Perbedaan dalam motivasi ini menunjukkan kompleksitas perilaku Generasi Z dalam konteks sosial dan politik, serta pentingnya pemahaman yang mendalam tentang dinamika yang mereka hadapi.
GEN Z LEBIH SULIT SUKSES DIBANDING ORANG TUANYA
Badan Pusat Statistik (BPS) mencatat bahwa hampir sepuluh juta pengangguran di Indonesia berasal dari Generasi Z yang berusia 15 hingga 24 tahun. Banyak pihak menyalahkan Generasi Z karena dianggap terlalu selektif dalam memilih pekerjaan yang sesuai dengan passion mereka. Namun, sebagian besar individu dalam generasi ini belum memiliki pengalaman yang cukup untuk diterima di perusahaan yang diinginkan. Mereka cenderung menginginkan segala sesuatunya dapat diperoleh secara instan namun tetap maksimal. Konsep kerja cerdas memang memiliki validitas dibandingkan kerja keras; akan tetapi, kesuksesan sejatinya memerlukan pengorbanan yang lebih.
Tidak sedikit dari Generasi Z memilih untuk menganggur karena pekerjaan yang tersedia tidak sesuai dengan passion mereka. Selain faktor tersebut, kegagalan mencapai kesuksesan juga dipengaruhi oleh beban psikologis yang mereka rasakan. Banyak yang menganggap kesuksesan sebagai tuntutan dari orang tua, padahal tidak semua orang tua mengharapkan anaknya untuk sukses dengan cepat. Fenomena ini sering kali disebut sebagai overthinking.

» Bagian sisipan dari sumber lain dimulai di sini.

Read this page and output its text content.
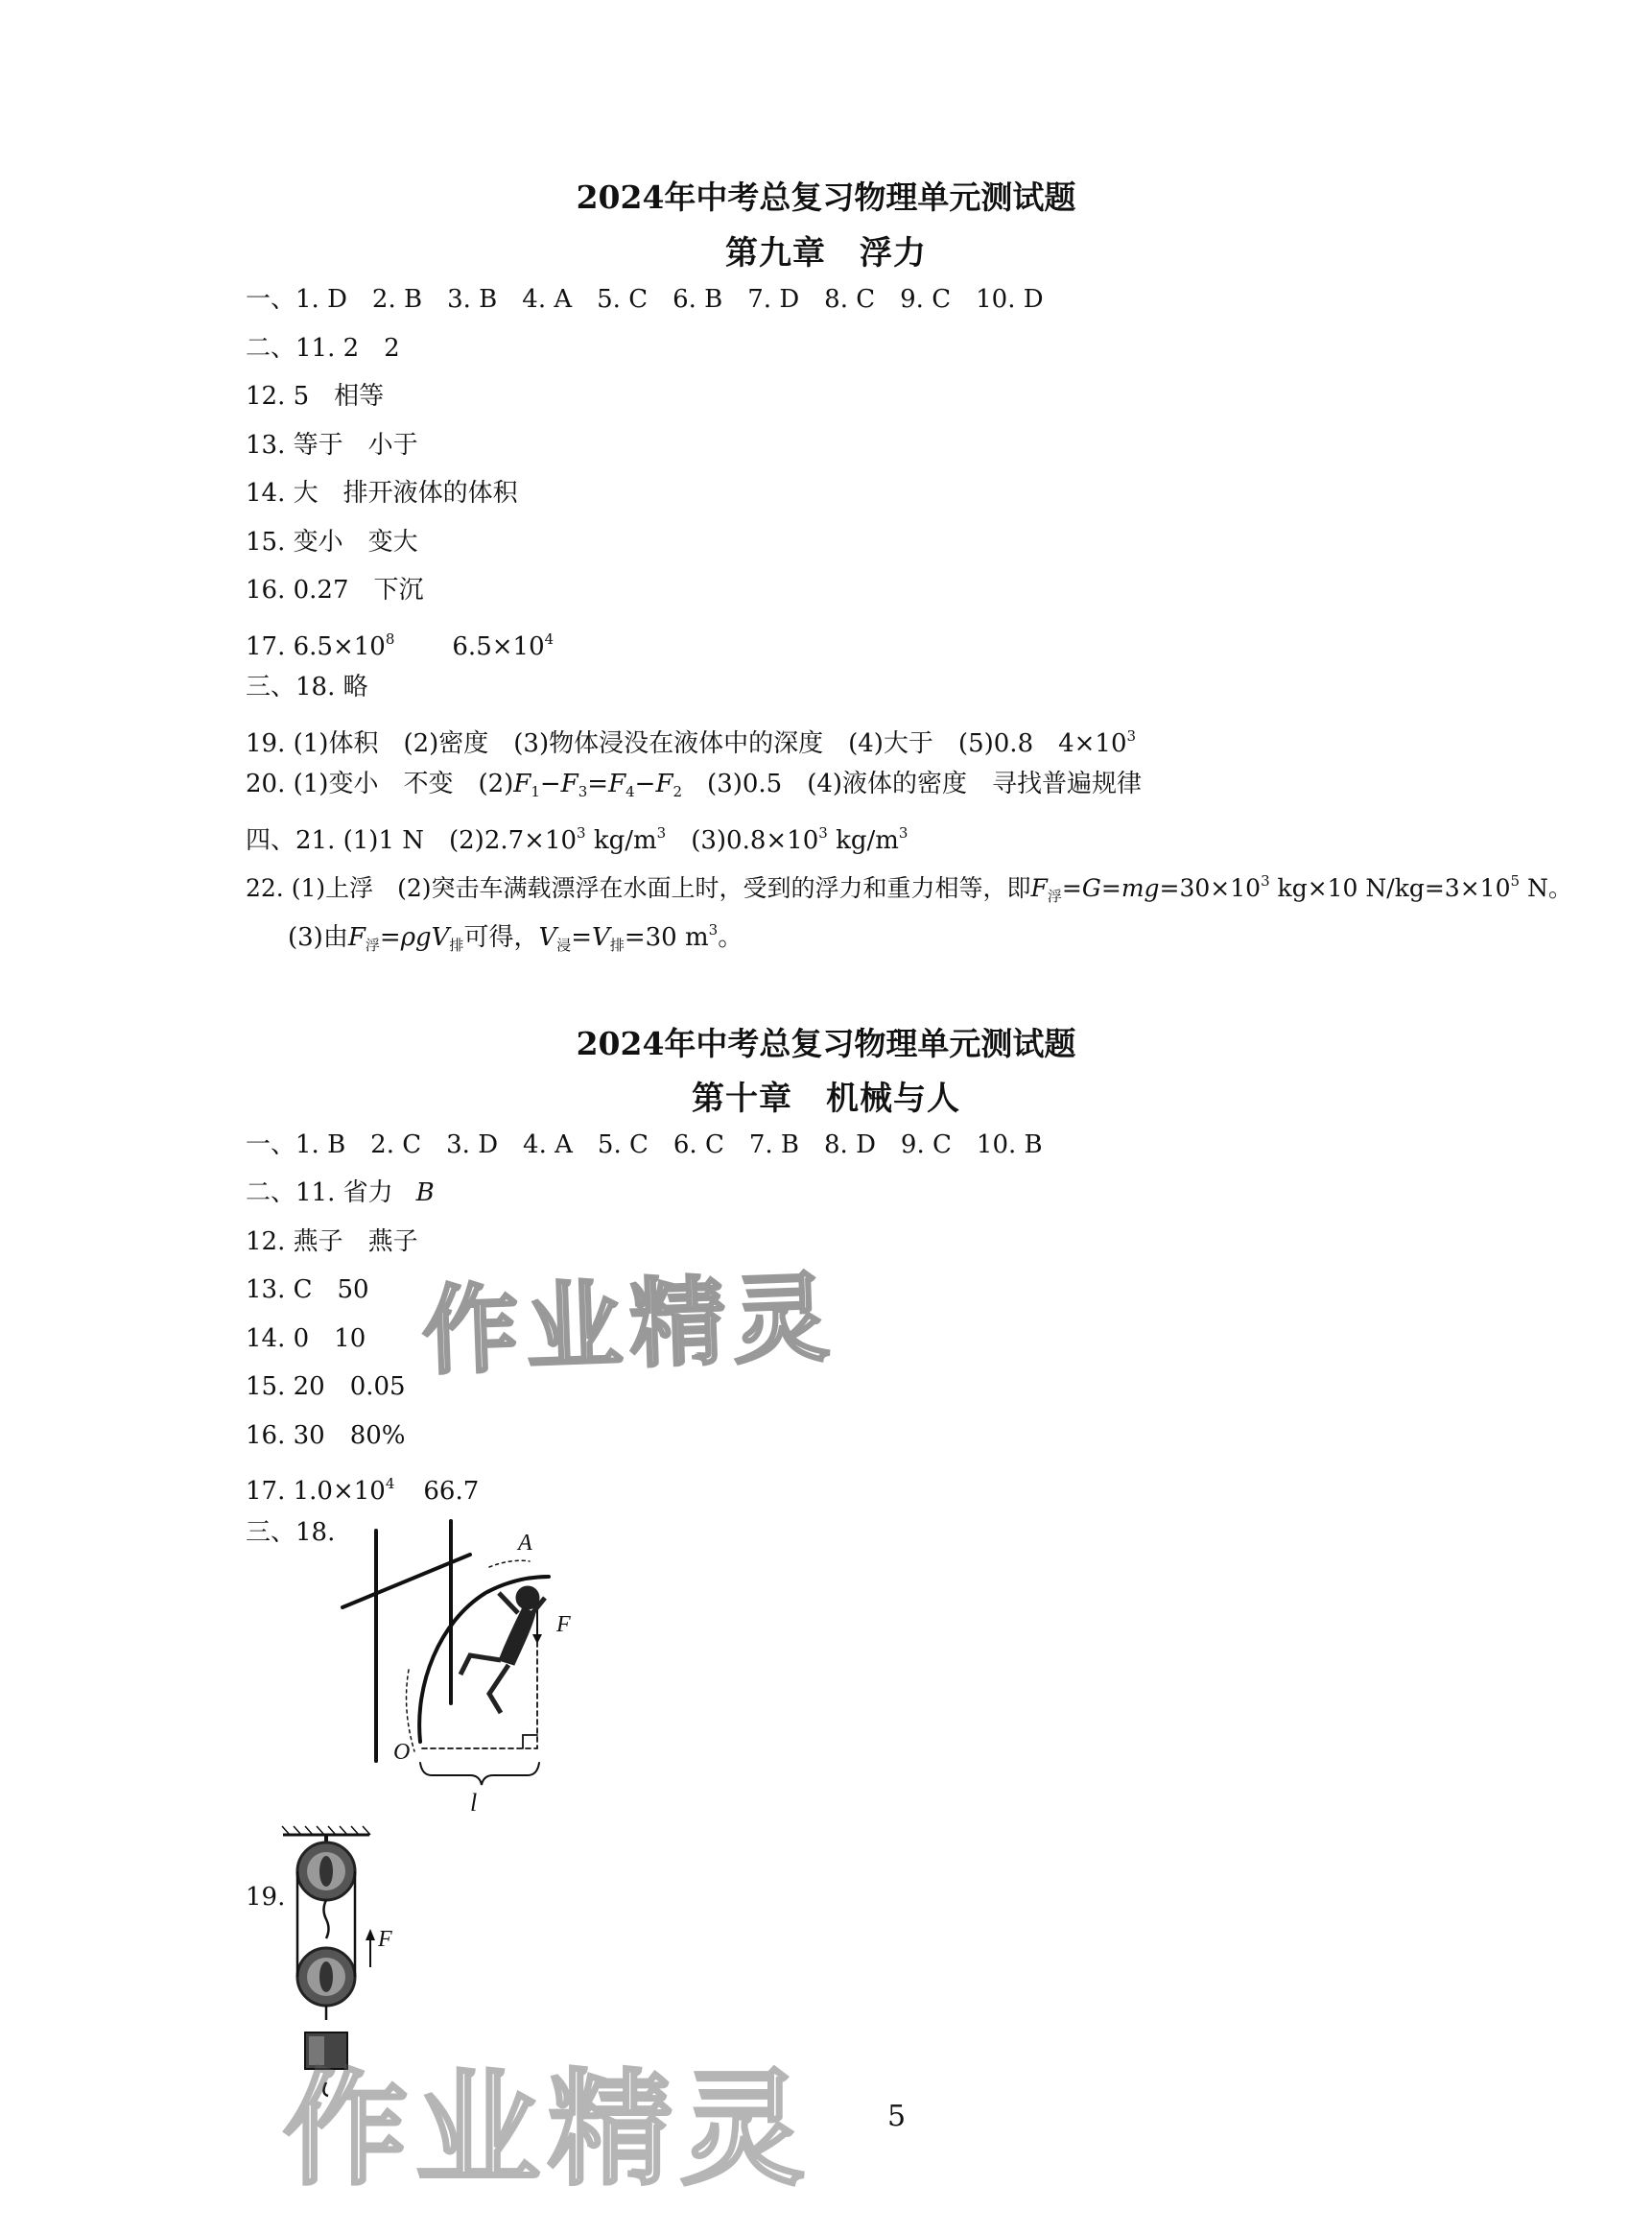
2024年中考总复习物理单元测试题
第九章　浮力
一、1. D　2. B　3. B　4. A　5. C　6. B　7. D　8. C　9. C　10. D
二、11. 2　2
12. 5　相等
13. 等于　小于
14. 大　排开液体的体积
15. 变小　变大
16. 0.27　下沉
17. $6.5\times 10^8$ $6.5\times 10^4$
三、18. 略
19. (1)体积　(2)密度　(3)物体浸没在液体中的深度　(4)大于　(5)0.8　$4\times 10^3$
20. (1)变小　不变　$(2)F_1-F_3=F_4-F_2$　(3)0.5　(4)液体的密度　寻找普遍规律
四、21. (1)1 N　$(2)2.7\times 10^3$ $kg/m^3$　$(3)0.8\times 10^3$ $kg/m^3$
22. (1)上浮　(2)突击车满载漂浮在水面上时，受到的浮力和重力相等，即$F_浮=G=mg=30\times 10^3$ kg×10 $N/kg=3\times 10^5$ N。
(3)由$F_浮=\rho gV_排$可得，$V_浸=V_排=30$ $m^3$。
2024年中考总复习物理单元测试题
第十章　机械与人
一、1. B　2. C　3. D　4. A　5. C　6. C　7. B　8. D　9. C　10. B
二、11. 省力 B
12. 燕子　燕子
13. C　50
14. 0　10
15. 20　0.05
16. 30　80%
17. $1.0\times 10^4$ 66.7
三、18.
19.
A
F
O
l
F
作业精灵
作业精灵	5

Psikolog Klinis Remaja, Tara de Thouars, memberikan pandangannya mengenai fenomena ini. Ia menilai bahwa beban yang ditanggung oleh Generasi Z semakin berat dibandingkan dengan generasi sebelumnya. “Lihatlah bagaimana beban mereka semakin tinggi, baik dari lingkungan dekat (inner circle) maupun media sosial, biaya hidup yang meningkat, serta kondisi lingkungan yang semakin mengkhawatirkan. Prinsip mereka menjadi 'work smart instead of work hard,'” jelas Tara dalam keterangan tertulis yang diterima oleh Liputan6.com.
Pola pikir Generasi Z dapat dipahami dalam konteks situasi dan kondisi yang mereka hadapi. Kemajuan teknologi memungkinkan mereka untuk menyelesaikan tugas-tugas kompleks dengan cepat, sehingga mendorong keinginan untuk mencapai hasil maksimal secara instan. Namun, penting untuk dicatat bahwa pencapaian hasil maksimal tetap memerlukan proses yang panjang dan upaya yang konsisten.
GEN Z RENTAN KESEHATAN MENTAL DI ERA DIGITAL
Krisis kesehatan mental telah menjadi salah satu masalah global yang semakin meningkat, termasuk di kalangan Generasi Z. Generasi Z terdiri dari individu yang lahir antara pertengahan 1990-an hingga awal 2010-an. Mereka dihadapkan pada berbagai tekanan dan tantangan yang khas di era digital serta media sosial.
Menurut sebuah studi yang dilakukan oleh American Psychological Association (APA), Generasi Z memiliki tingkat stres yang lebih tinggi dibandingkan dengan generasi sebelumnya. Hanya 45% dari populasi Generasi Z yang melaporkan kondisi kesehatan mental yang baik atau sangat baik. Selain itu, generasi ini juga menunjukkan kerentanan yang lebih besar terhadap gangguan kesehatan mental, termasuk depresi, kecemasan, gangguan bipolar, dan Attention Deficit Hyperactivity Disorder (ADHD).